16. The method of claim 1, wherein truncating the set into a subset of modes further comprises:

receiving an input indicating a total number of modes, wherein the total number of modes is less than or equal to a number of modes included in the set; and

the set is truncated to a subset of modes having a number of modes equal to the total number of modes.

17. The method of claim 16, wherein truncating the set into a subset of modes further comprises sorting the modes included in the set according to the SMRs of each mode, wherein the SMRs of each mode included in the subset are larger than the SMRs of each mode excluded from the subset.

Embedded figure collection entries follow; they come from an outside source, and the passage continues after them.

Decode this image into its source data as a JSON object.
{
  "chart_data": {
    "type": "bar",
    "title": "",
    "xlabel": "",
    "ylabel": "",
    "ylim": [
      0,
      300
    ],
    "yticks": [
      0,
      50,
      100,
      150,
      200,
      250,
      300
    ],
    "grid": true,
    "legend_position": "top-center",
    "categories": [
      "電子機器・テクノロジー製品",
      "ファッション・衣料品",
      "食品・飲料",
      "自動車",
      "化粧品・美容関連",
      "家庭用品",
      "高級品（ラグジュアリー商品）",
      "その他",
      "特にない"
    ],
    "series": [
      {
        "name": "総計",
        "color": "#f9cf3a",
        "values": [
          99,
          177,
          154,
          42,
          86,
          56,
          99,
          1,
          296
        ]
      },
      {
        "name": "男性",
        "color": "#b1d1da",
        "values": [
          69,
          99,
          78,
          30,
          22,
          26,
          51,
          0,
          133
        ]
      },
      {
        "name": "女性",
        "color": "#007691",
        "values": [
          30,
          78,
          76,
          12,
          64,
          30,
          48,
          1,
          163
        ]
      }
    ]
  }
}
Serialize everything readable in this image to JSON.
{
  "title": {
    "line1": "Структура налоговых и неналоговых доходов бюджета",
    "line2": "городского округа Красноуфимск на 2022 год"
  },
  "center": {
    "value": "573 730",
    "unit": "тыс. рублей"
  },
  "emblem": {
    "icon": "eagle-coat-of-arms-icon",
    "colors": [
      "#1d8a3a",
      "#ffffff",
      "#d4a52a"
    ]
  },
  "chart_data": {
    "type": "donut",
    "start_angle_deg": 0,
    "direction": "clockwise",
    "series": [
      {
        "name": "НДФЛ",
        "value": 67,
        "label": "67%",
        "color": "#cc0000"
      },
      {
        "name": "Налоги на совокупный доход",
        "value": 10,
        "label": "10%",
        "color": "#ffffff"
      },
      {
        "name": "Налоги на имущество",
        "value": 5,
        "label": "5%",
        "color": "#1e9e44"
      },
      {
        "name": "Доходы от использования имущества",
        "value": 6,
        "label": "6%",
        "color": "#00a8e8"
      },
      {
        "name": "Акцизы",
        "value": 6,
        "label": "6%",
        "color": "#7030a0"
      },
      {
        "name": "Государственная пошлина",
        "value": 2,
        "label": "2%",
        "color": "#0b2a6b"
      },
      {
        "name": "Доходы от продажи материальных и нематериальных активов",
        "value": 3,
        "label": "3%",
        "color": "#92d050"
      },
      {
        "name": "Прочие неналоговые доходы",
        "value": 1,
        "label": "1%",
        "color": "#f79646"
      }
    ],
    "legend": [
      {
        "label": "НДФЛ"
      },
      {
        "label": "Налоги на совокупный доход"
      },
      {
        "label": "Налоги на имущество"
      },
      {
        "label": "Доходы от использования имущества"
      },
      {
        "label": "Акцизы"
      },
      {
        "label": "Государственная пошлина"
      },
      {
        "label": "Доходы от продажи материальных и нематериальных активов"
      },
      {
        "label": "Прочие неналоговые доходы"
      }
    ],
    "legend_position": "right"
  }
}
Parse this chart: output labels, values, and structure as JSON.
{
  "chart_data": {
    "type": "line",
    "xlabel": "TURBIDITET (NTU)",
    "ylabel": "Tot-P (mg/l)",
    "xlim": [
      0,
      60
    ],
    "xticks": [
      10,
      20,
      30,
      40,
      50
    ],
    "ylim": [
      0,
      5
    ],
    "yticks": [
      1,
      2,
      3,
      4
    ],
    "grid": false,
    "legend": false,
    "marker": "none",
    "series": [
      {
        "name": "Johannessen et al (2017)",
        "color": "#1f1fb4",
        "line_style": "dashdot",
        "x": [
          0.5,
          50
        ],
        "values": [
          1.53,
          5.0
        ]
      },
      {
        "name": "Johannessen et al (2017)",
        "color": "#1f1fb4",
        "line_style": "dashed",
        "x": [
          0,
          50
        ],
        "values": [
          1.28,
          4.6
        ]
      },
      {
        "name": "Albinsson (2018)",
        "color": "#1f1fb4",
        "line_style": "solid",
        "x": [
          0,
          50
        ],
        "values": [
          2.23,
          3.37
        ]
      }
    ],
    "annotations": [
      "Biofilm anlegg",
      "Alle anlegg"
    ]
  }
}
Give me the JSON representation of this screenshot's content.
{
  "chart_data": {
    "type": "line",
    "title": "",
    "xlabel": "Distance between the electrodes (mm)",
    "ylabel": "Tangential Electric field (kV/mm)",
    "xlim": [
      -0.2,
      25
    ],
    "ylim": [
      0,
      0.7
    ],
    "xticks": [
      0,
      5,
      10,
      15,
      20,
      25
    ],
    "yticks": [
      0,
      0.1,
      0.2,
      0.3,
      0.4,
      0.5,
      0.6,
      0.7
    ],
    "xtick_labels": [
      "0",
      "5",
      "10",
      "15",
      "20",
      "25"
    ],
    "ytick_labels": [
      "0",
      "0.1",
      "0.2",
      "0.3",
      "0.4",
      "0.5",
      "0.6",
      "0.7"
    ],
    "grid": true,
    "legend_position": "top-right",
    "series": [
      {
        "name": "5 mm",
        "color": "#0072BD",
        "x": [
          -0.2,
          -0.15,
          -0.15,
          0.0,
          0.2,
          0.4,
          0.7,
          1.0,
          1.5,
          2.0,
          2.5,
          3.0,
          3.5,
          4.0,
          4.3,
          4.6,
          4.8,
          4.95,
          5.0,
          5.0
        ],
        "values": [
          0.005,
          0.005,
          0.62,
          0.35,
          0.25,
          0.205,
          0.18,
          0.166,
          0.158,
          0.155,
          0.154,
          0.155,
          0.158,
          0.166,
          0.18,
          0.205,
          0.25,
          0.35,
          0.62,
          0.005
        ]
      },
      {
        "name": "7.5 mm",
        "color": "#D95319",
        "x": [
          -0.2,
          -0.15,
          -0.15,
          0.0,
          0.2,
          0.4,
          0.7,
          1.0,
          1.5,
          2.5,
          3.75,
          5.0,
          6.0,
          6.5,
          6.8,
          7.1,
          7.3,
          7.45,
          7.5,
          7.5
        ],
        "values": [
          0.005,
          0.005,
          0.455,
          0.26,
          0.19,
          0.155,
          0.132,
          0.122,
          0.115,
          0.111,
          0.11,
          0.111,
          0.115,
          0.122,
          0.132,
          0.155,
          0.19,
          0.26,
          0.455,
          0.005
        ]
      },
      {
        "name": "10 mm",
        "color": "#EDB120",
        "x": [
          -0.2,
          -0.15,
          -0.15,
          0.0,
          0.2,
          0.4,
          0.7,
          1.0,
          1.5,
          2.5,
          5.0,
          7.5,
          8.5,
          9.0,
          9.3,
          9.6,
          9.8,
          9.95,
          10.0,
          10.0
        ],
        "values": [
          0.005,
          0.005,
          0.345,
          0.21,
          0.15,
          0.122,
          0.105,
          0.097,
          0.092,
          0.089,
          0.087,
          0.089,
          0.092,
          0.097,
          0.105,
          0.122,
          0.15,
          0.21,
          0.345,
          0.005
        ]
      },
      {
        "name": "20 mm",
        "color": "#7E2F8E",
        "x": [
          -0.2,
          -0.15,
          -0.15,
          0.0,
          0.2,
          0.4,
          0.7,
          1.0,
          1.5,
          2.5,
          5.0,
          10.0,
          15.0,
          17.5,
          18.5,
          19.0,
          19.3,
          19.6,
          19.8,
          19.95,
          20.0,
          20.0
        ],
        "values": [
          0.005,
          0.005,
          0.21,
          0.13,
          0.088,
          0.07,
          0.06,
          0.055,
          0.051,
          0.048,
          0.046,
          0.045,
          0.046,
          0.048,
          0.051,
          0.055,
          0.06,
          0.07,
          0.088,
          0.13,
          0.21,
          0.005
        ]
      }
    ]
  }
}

18. The method according to claim 1, characterized in that the predetermined masking curve is based on a psychoacoustic model.

19. A system for producing a modal reverberation effect for manipulating an audio signal, comprising:

a memory for storing the impulse response; and

the one or more processors are configured to:

for each respective subband:

estimating a number of modes included in a partial mode of a subband; and

determining corresponding parameters of a partial mode included in the subband signal using a parameter estimation algorithm;

aggregating the respective patterns of the plurality of subbands into a set;

for each pattern included in the set, determining a signal-to-mask ratio (SMR) of the pattern based on a predetermined masking curve; and is

Truncating the set of aggregated modes into a subset of modes, wherein one or more modes included in the set are truncated based on the determined SMRs.

Claims

the set of aggregated modes is truncated into a subset of modes.

wherein the number of modes is estimated within the width of the pass band, an

7. The method of claim 5, wherein estimating the number of modes included in the partial modes for the subband comprises:

determining a peak selection threshold for a subband; and

detecting the maximum peak amplitude of the sub-band; and

the minimum peak amplitude of the sub-band is detected,

10. The method of claim 1, wherein determining, for each respective subband, a respective parameter for a fractional mode comprises: for each subband to which the parameter estimation algorithm is applied, one or more of a frequency, a decay time, an initial amplitude or an initial phase of a partial mode comprised in the subband is determined.

12. The method of claim 11, wherein the subbands are derived from a Discrete Fourier Transform (DFT), and wherein estimating the complex amplitude comprises, for each pattern included in the subband signal, minimizing an approximation error of each estimated complex amplitude of the subband signal.

15. The method of claim 1, wherein determining, for each respective subband, a respective parameter for the fractional mode comprises determining a peak selection threshold for the subband, and wherein the parameter is determined for modes included in the fractional mode having an amplitude greater than the peak selection threshold.

16. The method of claim 1, wherein truncating the set into a subset of modes comprises: for each pattern included in the set, a signal-to-mask ratio (SMR) of the pattern is determined based on a predetermined masking curve, and wherein one or more patterns included in the set are truncated based on the determined SMR.

17. The method of claim 16, wherein truncating the set into a subset of modes further comprises:

18. The method of claim 17, wherein truncating the set into a subset of modes further comprises sorting the modes included in the set according to the SMRs of each mode, wherein the SMRs of each mode included in the subset are larger than the SMRs of each mode excluded from the subset.

19. The method according to claim 16, wherein the predetermined masking curve is based on a psychoacoustic model.

20. A system for producing a modal reverberation effect for manipulating an audio signal, comprising:

a memory for storing the impulse response; and

the one or more processors are configured to:

for each respective subband:

estimating a number of modes included in a partial mode of a subband; and

the set of aggregated modes is truncated into a subset of modes.